The girls here have a very short window of opportunity to make money from the tourists. It’s not like Europe, where a woman can age and still be attractive. Here they start to decline when they get to age twenty. I’ve been here five years and sometimes I come across a girl I knew when I first arrived, and let me tell you, it’s shocking how they age!
“Most people here don’t live past fifty because of the heat and the hard life.”

At that moment, as if to illustrate his point, a crippled stroke victim hobbled by, supporting himself on an improvised cane, the whole left side of his body useless and twisted out of shape. He looked to be about thirty-five. There are many cripples and amputees stalking the streets of Sosúa. It’s not possible for me to draw a comparison to Cuba because I’m not permitted to travel there, but knowing what I have read about that country, that it has an extensive program of medical facilities, it’s unlikely that the Castro regime would permit such people to be left to rot on the street like garbage, to beg scraps from tourists until their accumulated maladies cause them to just die in filthy huts and gutters.

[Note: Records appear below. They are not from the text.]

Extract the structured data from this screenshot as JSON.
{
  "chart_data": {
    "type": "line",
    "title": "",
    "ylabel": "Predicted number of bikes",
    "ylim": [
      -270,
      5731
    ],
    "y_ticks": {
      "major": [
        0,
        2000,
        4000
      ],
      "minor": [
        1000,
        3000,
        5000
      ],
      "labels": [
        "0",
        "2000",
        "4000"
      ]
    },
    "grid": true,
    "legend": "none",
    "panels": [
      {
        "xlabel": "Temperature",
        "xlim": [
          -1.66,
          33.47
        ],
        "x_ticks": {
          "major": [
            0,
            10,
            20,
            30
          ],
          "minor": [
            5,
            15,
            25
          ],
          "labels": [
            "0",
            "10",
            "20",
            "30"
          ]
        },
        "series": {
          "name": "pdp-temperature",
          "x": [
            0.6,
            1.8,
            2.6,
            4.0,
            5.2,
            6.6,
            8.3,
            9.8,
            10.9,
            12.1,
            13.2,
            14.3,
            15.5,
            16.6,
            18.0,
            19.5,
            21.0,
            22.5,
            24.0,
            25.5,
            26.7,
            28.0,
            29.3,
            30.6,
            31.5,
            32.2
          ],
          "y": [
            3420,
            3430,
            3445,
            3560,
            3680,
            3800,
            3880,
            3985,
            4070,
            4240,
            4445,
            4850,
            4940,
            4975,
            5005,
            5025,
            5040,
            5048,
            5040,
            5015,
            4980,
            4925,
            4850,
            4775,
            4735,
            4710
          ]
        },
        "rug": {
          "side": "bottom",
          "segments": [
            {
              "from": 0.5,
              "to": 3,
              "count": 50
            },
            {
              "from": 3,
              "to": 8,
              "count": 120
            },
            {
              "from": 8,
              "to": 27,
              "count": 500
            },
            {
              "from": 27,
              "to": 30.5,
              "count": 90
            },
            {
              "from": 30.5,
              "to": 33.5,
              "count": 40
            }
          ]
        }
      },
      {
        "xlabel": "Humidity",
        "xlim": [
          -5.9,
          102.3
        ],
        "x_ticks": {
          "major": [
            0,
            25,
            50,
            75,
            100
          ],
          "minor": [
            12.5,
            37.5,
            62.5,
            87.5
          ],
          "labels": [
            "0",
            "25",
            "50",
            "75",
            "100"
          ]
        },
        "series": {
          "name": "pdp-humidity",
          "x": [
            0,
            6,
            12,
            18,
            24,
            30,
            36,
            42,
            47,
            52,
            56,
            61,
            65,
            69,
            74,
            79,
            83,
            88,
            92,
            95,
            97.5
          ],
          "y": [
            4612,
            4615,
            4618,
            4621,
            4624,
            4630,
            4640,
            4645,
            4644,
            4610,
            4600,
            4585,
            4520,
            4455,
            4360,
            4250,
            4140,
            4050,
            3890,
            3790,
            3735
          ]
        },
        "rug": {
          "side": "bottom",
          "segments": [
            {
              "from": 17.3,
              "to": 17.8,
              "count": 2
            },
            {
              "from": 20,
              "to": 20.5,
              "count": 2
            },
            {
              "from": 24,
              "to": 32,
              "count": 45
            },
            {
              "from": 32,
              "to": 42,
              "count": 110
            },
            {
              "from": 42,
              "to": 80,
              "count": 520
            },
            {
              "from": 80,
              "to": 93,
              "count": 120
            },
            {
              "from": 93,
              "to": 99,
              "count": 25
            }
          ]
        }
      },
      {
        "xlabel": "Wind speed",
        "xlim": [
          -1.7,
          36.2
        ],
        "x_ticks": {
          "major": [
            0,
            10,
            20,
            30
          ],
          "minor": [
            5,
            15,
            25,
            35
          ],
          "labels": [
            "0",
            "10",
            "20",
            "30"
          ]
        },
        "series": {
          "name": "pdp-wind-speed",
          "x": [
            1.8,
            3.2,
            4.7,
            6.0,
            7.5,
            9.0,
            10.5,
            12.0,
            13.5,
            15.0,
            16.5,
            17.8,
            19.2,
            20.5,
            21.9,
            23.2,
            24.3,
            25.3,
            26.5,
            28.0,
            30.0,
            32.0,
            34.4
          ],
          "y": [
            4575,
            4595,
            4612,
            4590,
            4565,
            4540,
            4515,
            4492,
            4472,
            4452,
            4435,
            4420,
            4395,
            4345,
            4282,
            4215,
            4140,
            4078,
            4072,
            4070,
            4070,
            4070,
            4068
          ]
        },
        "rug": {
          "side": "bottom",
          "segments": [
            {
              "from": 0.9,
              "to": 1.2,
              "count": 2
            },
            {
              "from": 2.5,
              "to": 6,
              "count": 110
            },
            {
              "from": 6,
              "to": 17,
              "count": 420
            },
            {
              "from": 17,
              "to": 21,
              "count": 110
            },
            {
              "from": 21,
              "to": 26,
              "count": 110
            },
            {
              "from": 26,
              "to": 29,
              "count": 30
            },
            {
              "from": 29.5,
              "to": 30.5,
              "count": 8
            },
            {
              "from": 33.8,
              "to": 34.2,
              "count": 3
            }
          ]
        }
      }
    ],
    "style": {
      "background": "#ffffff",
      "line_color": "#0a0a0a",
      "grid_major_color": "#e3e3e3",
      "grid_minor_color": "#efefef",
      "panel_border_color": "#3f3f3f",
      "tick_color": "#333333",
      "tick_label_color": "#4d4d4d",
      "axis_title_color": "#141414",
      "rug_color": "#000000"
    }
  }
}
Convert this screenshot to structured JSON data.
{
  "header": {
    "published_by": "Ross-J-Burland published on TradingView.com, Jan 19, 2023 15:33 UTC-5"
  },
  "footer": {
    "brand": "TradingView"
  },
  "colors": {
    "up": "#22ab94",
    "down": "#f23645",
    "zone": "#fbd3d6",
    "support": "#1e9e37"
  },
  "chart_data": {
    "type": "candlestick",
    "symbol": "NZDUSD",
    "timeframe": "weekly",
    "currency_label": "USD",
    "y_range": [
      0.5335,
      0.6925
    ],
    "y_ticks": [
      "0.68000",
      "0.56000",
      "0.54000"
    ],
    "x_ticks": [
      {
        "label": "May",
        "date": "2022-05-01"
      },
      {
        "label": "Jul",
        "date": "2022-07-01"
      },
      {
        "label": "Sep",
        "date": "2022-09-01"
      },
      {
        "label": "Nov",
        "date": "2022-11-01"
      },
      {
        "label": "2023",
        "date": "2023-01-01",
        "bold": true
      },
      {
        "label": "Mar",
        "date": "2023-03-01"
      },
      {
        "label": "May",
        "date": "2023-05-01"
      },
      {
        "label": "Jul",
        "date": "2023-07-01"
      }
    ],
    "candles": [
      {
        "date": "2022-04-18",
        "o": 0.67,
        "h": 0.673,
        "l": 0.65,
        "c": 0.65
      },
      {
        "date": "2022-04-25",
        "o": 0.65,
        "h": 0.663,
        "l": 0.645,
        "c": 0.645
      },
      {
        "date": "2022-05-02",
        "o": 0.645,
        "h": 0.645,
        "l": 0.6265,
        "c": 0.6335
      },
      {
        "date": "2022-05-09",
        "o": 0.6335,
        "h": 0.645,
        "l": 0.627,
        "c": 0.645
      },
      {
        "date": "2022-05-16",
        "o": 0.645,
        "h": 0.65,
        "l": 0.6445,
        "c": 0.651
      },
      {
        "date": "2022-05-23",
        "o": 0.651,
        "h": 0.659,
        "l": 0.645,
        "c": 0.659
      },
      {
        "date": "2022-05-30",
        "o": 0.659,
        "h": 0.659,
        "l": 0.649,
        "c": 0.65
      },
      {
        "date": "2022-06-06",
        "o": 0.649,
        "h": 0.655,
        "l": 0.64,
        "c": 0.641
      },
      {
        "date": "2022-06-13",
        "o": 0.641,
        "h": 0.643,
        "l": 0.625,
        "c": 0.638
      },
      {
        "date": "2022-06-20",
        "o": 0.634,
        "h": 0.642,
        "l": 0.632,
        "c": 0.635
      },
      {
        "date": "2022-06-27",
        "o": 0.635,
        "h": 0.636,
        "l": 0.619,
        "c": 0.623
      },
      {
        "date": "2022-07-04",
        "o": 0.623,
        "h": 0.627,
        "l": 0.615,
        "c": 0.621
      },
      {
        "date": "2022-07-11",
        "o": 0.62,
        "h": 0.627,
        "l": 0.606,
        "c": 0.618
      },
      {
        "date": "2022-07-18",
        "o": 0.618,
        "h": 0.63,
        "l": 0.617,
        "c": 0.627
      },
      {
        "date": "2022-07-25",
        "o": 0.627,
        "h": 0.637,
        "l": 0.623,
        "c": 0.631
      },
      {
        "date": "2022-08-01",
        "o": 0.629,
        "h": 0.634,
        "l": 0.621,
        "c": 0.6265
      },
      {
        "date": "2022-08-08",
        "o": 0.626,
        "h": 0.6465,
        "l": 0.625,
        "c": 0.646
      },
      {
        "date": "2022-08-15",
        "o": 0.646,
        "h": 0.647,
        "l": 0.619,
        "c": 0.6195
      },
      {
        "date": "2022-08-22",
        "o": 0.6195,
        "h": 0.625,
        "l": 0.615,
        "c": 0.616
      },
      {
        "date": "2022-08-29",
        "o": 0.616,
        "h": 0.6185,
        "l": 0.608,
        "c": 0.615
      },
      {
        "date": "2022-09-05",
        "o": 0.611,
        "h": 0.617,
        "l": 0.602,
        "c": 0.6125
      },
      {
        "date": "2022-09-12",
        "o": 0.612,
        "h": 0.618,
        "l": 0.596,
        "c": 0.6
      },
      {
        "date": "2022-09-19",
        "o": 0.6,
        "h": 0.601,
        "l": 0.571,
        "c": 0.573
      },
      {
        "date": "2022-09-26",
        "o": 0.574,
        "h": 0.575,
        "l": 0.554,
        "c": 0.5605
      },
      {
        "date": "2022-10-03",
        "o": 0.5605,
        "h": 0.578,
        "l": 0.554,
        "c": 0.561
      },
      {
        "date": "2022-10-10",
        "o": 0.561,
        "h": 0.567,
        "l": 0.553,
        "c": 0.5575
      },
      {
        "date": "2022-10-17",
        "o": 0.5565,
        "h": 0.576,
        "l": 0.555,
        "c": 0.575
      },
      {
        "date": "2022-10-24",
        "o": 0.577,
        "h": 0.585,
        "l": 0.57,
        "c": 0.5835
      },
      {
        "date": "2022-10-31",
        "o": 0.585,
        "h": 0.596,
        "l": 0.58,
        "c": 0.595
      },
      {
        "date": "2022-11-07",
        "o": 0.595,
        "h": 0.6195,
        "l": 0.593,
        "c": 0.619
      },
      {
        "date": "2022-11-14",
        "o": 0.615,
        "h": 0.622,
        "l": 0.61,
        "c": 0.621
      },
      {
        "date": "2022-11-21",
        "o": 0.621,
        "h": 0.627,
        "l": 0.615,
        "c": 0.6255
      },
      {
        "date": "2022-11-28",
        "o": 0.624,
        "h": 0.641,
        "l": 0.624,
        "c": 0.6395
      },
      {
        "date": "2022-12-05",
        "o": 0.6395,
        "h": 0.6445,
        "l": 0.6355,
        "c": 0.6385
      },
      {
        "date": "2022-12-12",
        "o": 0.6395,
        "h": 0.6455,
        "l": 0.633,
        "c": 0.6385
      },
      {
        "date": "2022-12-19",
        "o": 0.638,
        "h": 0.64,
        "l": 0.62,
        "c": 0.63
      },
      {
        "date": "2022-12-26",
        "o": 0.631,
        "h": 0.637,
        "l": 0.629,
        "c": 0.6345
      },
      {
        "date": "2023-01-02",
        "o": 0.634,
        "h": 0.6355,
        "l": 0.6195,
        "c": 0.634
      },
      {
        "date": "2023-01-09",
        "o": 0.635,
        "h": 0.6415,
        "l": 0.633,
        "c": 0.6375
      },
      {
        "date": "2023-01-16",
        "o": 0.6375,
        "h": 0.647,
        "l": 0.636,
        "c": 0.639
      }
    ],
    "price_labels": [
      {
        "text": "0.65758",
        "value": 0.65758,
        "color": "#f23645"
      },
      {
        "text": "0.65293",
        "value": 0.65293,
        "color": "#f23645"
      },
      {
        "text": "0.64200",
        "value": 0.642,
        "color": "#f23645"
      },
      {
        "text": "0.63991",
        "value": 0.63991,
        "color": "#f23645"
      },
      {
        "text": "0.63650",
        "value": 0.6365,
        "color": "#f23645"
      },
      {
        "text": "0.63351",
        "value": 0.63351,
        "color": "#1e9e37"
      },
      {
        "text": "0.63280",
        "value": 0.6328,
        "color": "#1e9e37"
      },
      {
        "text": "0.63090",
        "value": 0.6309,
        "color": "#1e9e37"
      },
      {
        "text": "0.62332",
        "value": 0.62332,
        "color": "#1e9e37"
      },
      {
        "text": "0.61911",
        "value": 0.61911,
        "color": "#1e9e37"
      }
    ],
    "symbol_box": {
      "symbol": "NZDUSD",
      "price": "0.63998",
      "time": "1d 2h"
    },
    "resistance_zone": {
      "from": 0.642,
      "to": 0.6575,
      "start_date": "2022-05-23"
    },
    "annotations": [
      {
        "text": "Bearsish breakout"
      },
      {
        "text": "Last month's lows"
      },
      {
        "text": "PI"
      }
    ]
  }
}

And the dogs! It’s a shock for a resident of the Upper East Side, where people dress their dogs in coats and hats, arrange play dates for them, where the dogs have their own reserved areas in parks and expensive day care centers to keep them entertained, where people shell out thousands of dollars for heart transplants for their animals, to see a world where nobody takes responsibility for homeless dogs. They are left to fend for themselves until they expire from misery and deprivation without even the most rudimentary animal welfare program! On one occasion, Magpie and I took a stroll to the outskirts of Sosúa. We had a wonderful time taking pictures of the cows and bulls that wandered freely out of their pastures and onto the road, as well as the free-ranging roosters and chickens, turkeys and pheasants. All of a sudden, Magpie brought me up short with a horrified gasp. “Oh my God!” she exclaimed.

Across our path hobbled a three-legged grey dog, one paw withered to a grotesque appendage. Covering the dog’s shoulders and extending back down the side of its grey body was a green, iridescent fungus reminiscent, Magpie said, of that which covers the fur of Sumatran rain forest sloths. The seasonal rains and pervasive humidity that dripped from every leaf caused this green fungus to slowly grow on the dog’s fur while it rested under its favorite bush. It could not reach to lick the fungus off. The dog loped with purpose, making its way toward an open air Methodist church where congregants were breaking for lunch.The dog was hoping for a handout.

As much as I love the D.R., its beautiful coral and its beaches, the foothills and mountains bursting with lush tropical foliation of every description, its breathtaking scenery that reveals an explosion of greens, browns, yellows and reds that are revealed with every turn in the road, the shades of lighting and perspective that would tax even the interpretive talents of a Gaugin or a Matisse to honorably depict it on canvas, that much do I detest the place for the curse that history has inflected upon it, the needless burden of exploitation, cruelty and suffering that has been allowed to eat away at its human and animal population like the wretched fungus eating away at the flesh of this pathetic, misbegotten dog!